Mushroom stew, my little boy’s goal after a long foray in the woods near our home, seemed a lost cause after our first outing when we ended up with a only handful of porcini, slippery jacks and chanterelles – just enough for a wild mushroom butter, but not much else. He wanted it so badly, that wild mushroom stew, and every few feet into our journey he’d stop and ask, “Can we eat this?” or “Is that poisonous?” and we’d consult our mushrooming guidebook which would give me the confidence in what I knew to be correct. My husband joined us on our next trips and we’d delve deeper in the woods, uncovering even more mushrooms to satisfy my little boy’s craving for mushroom stew.

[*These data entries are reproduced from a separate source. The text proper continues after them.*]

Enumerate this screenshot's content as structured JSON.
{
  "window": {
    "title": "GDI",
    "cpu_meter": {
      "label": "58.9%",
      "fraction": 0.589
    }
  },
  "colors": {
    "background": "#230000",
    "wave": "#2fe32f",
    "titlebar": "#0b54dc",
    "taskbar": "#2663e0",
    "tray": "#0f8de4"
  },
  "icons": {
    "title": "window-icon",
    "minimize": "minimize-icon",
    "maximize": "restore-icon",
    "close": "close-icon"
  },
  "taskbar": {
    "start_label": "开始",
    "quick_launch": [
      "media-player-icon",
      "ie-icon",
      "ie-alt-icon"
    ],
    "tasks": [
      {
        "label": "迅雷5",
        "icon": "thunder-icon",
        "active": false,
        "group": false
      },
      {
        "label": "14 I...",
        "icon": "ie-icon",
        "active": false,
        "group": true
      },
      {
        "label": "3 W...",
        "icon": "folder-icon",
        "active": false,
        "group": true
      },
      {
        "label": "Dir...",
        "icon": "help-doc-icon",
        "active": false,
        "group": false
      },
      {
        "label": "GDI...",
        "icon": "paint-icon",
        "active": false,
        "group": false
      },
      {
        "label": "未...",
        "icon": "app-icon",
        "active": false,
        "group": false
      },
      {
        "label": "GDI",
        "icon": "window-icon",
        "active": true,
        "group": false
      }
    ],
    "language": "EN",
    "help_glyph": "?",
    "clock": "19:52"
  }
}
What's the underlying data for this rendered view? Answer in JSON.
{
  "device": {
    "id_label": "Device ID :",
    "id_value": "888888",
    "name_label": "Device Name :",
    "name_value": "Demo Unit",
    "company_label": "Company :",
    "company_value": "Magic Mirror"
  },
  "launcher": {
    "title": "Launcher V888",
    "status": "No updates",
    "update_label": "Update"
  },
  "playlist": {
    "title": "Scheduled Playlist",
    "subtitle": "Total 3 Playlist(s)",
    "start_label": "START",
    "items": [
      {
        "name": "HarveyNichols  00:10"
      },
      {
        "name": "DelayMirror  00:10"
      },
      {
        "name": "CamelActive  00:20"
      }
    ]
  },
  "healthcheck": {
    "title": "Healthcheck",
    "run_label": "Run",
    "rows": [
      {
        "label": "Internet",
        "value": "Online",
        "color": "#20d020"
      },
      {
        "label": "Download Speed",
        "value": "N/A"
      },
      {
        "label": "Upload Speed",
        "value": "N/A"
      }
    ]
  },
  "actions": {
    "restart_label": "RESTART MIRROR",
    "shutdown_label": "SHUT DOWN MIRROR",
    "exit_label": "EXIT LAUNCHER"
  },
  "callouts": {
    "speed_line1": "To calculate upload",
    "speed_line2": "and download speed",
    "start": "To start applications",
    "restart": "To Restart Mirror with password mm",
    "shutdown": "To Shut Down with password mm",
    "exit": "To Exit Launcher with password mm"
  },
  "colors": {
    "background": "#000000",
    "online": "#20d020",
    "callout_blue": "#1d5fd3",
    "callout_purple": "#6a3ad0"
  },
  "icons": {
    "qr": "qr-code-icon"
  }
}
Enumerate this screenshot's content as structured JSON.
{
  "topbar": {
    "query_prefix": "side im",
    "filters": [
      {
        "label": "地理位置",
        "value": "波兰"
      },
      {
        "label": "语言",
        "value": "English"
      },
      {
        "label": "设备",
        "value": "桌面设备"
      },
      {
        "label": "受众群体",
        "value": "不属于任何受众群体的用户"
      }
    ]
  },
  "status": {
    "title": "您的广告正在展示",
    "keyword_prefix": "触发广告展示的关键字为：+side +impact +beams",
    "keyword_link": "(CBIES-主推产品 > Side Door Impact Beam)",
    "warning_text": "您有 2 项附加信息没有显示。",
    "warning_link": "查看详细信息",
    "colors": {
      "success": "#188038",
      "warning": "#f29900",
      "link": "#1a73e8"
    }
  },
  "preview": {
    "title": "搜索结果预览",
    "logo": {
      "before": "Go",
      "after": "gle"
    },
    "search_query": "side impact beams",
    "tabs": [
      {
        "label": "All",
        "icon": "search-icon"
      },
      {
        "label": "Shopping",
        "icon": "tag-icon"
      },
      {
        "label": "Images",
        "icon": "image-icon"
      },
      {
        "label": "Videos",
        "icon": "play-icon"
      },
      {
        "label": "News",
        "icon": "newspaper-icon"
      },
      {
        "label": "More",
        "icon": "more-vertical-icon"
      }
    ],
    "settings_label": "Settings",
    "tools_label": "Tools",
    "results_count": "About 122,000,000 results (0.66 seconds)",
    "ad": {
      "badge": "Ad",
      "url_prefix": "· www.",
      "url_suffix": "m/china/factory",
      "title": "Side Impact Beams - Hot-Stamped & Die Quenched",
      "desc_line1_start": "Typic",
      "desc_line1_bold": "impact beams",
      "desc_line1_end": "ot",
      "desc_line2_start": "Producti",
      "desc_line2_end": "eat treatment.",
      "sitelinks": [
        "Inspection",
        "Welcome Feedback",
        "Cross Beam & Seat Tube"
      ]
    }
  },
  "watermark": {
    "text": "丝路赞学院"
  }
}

We gathered slippery jacks with their sticky peel-away skin and creamy white flesh and the charming cinnamon-dusted porcini, too. We found tiny hawk’s wings whose cap of concentric brown scale-like protrusions resembles a hawk’s feathers, to the imaginative, anyway. We were lucky, too, fellow mushroomers who, without a short-legged companion in tow, were able to journey deeper into the woods, often sharing their bounty with us. And, in that way, more than our fair share of golden chanterelle mushrooms landed in our stew pot.
But all the while we trampled through the muck of a forest floor littered with pine needles, dank puddles and rotting logs, there was only one topic of conversation: mushroom stew. How do you make a mushroom stew, he’d ask. Can we add this mushroom? How many do we need? And on. And on.
So when we’d amassed enough edible wild mushrooms to build a decent stew, about two pounds, more or less, we headed home – tired, hot, a bit dehydrated. My little boy and I got to our work preparing mushroom stew, he by insisting on cleaning and chopping the mushrooms when he’d use the opportunity to carefully recite the names of the mushrooms. Suillus. Bolete. Chanterelle.
I combined our other ingredients: clarified butter, fresh herbs, carrot, celery, shallots and potatoes the size of marbles. We’d add the stew meat too – grass-fed beef from thirty miles down the road, though any red meat should do – elk, venison or even bison.
mushroom stew recipe
By Published: September 21, 2011
- Yield: about 12 servings
- Prep: about 2 to 2 1/2 hours min
Mushroom stew combined with wholesome grass-fed beef and simmered gently for hours in stock, herbs and wine, is a satisfying dish – robust and warming and utterly perfect for autumn.
Ingredients
- 1 tbsp clarified butter or beef tallow
- 4 ounces bacon, (chopped fine)
- 1 pound beef stew meat
- 6 shallots peeled and chopped fine
- 1 large leek (white parts only, sliced thinly)
- 5 carrots (peeled and chopped)
- 5 stalks celery (chopped)
- 1 pound fingerling potatoes (kept whole if small, chopped if large)
- 2 pounds mixed mushrooms (shiitake, button, cremini, chanterelle, porcini etc) (cleaned and chopped)
- 2 bay leafs
- 1 small bunch fresh thyme
- 2 cups dry red wine
- 3 quarts homemade beef stock
- 1 small bunch fresh parsley (trimmed and chopped)
- unrefined sea salt and black pepper (to taste)
Instructions
- Heat a tablespoon clarified butter or beef tallow in a dutch oven or heavy-bottomed stock pot over a medium-high flame until it melts.
- Render four ounces chopped bacon in the hot fat until it crisps, then remove from the pan and add one pound beef stew meat, browning on all sides, about three or four minutes.
- Remove the browned meat from the pot, adding chopped shallots and sliced leek Fry the leek and shallots in the hot fat until they release their fragrance and begin to caramelize a bit around the edges.
- Toss chopped carrots, celery and mushrooms into the pot with two bay leafs and the leaves of one bunch fresh thyme. Fry for two to three minutes, before deglazing the pot with 2 cups dry red wine and 3 quarts homemade beef stock.
- Add browned beef back into the pot along with one pound small fingerling potatoes.
- Bring the pot to a boil, then reduce the heat and simmer the mushroom stew slowly for about an hour and a half to two hours until potatoes and meat are tender.
- Remove the stew from the heat, stir in crisp bacon and chopped parsley. Season to taste with unrefined sea salt and coarsely ground black pepper as it suits you.